County Route 11A (CR 11A) is a major, 1.35 mi county road known as Community Drive for its entire length, connecting Lake Success and Manhasset, in Nassau County, on Long Island, New York. The unsigned, north–south county route is the primary road serving North Shore University Hospital. Despite being an auxiliary route of CR 11, CR 11A never connects directly to its parent.

CR 11A, in its entirety, is owned by Nassau County and is maintained by the Nassau County Department of Public Works (NCDPW).

=== Route description ===
CR 11A begins at the South Service Road of the Long Island Expressway (I-495) in Lake Success, at Exit 33 of I-495. It then runs north-northeast, crossing beneath I-495 and immediately reaching the North Service Road, as well as Exit 33's westbound on-/off-ramps. From there, the road curves northwards, soon entering Manhasset and passing (and providing access to) North Shore University Hospital and The Feinstein Institutes for Medical Research.

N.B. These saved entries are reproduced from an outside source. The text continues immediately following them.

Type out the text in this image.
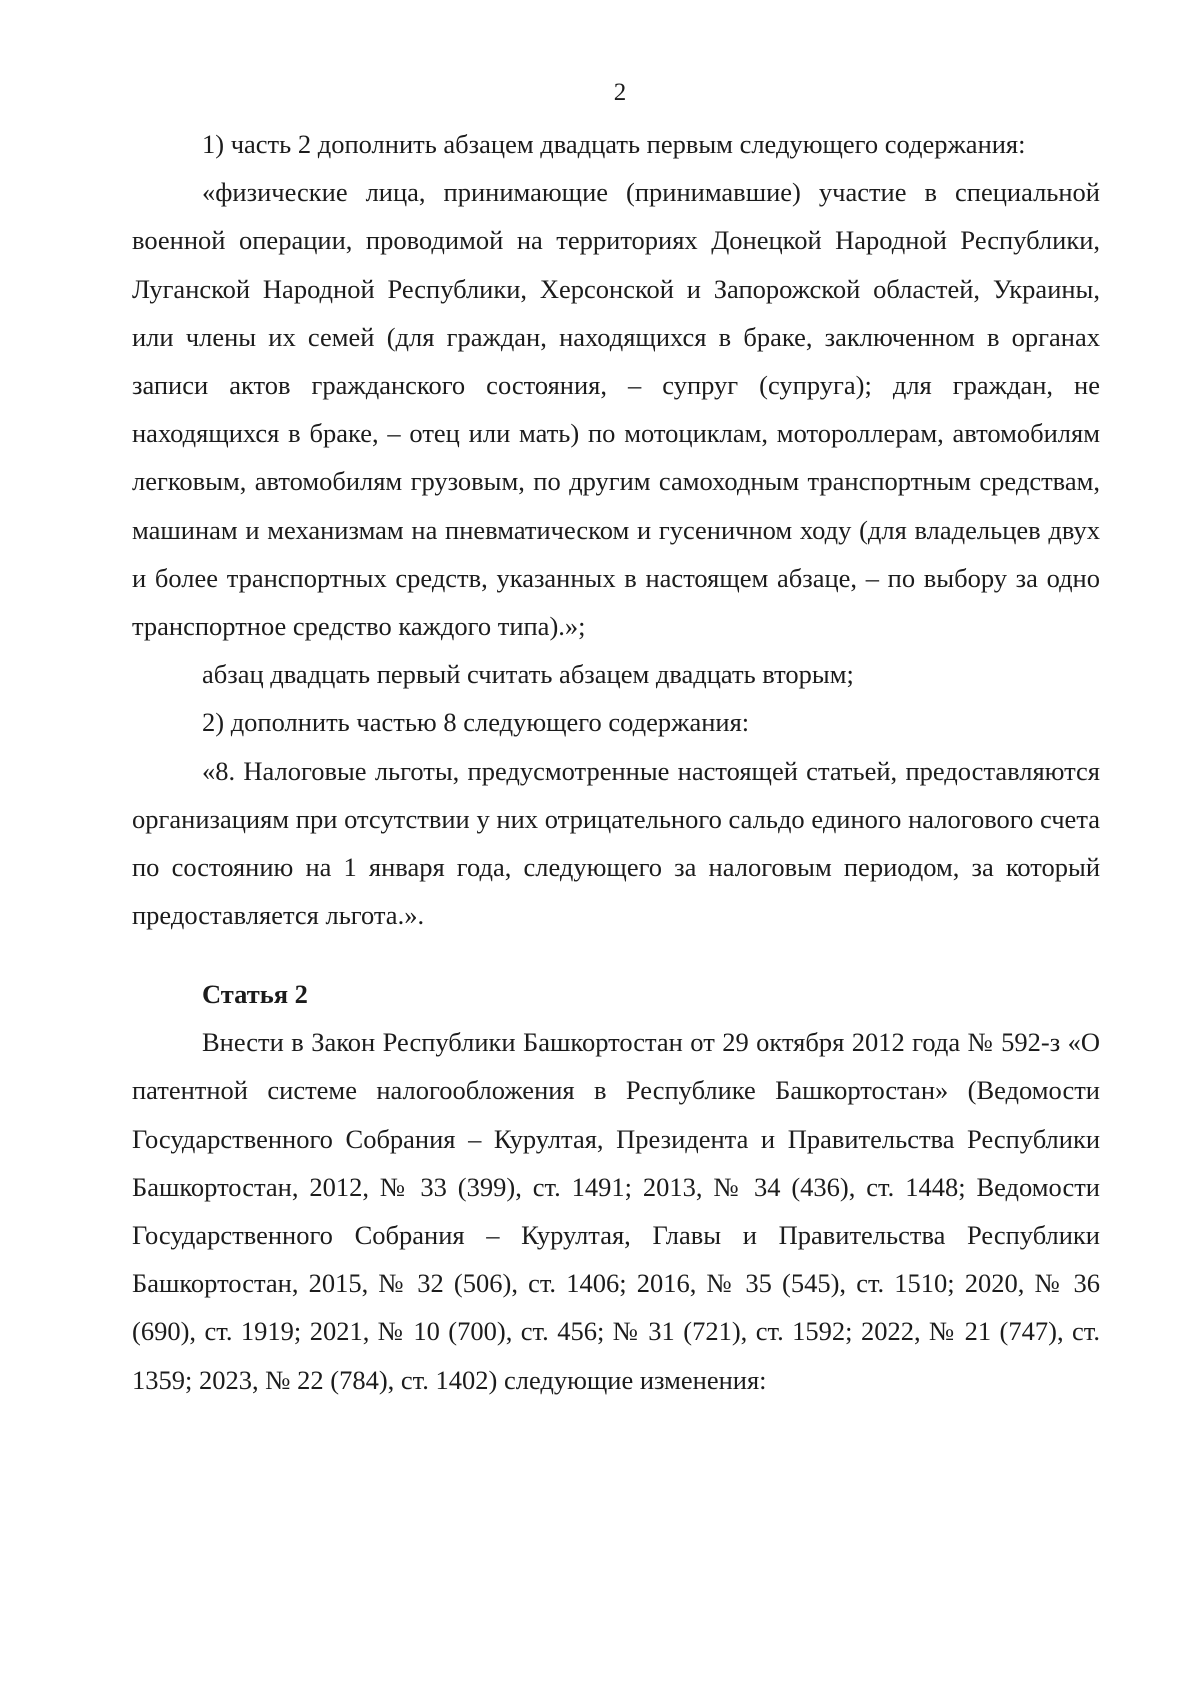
2

1) часть 2 дополнить абзацем двадцать первым следующего содержания:

«физические лица, принимающие (принимавшие) участие в специальной военной операции, проводимой на территориях Донецкой Народной Республики, Луганской Народной Республики, Херсонской и Запорожской областей, Украины, или члены их семей (для граждан, находящихся в браке, заключенном в органах записи актов гражданского состояния, – супруг (супруга); для граждан, не находящихся в браке, – отец или мать) по мотоциклам, мотороллерам, автомобилям легковым, автомобилям грузовым, по другим самоходным транспортным средствам, машинам и механизмам на пневматическом и гусеничном ходу (для владельцев двух и более транспортных средств, указанных в настоящем абзаце, – по выбору за одно транспортное средство каждого типа).»;

абзац двадцать первый считать абзацем двадцать вторым;

2) дополнить частью 8 следующего содержания:

«8. Налоговые льготы, предусмотренные настоящей статьей, предоставляются организациям при отсутствии у них отрицательного сальдо единого налогового счета по состоянию на 1 января года, следующего за налоговым периодом, за который предоставляется льгота.».

Статья 2

Внести в Закон Республики Башкортостан от 29 октября 2012 года № 592-з «О патентной системе налогообложения в Республике Башкортостан» (Ведомости Государственного Собрания – Курултая, Президента и Правительства Республики Башкортостан, 2012, № 33 (399), ст. 1491; 2013, № 34 (436), ст. 1448; Ведомости Государственного Собрания – Курултая, Главы и Правительства Республики Башкортостан, 2015, № 32 (506), ст. 1406; 2016, № 35 (545), ст. 1510; 2020, № 36 (690), ст. 1919; 2021, № 10 (700), ст. 456; № 31 (721), ст. 1592; 2022, № 21 (747), ст. 1359; 2023, № 22 (784), ст. 1402) следующие изменения:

North of the hospital, Community Drive curves slightly to the north-northwest, passing the Greentree Foundation's property before coming to an intersection with Community Drive East. It then continues north-northwest, passing Whitney Pond Park before reaching an intersection with Northern Boulevard (NY 25A) and East Shore Road (CR E25); this location marks the northern terminus of Community Drive and the CR 11A designation, and the roadway becomes East Shore Road (CR E25) on the north side of the intersection.

=== History ===

The former route shield for CR 11A

Like all of the other county routes in Nassau County, CR 11A became unsigned in the 1970s, when Nassau County officials opted to remove the signs as opposed to allocating the funds for replacing them with new ones that met the latest federal design standards and requirements, as per the federal government's Manual on Uniform Traffic Control Devices.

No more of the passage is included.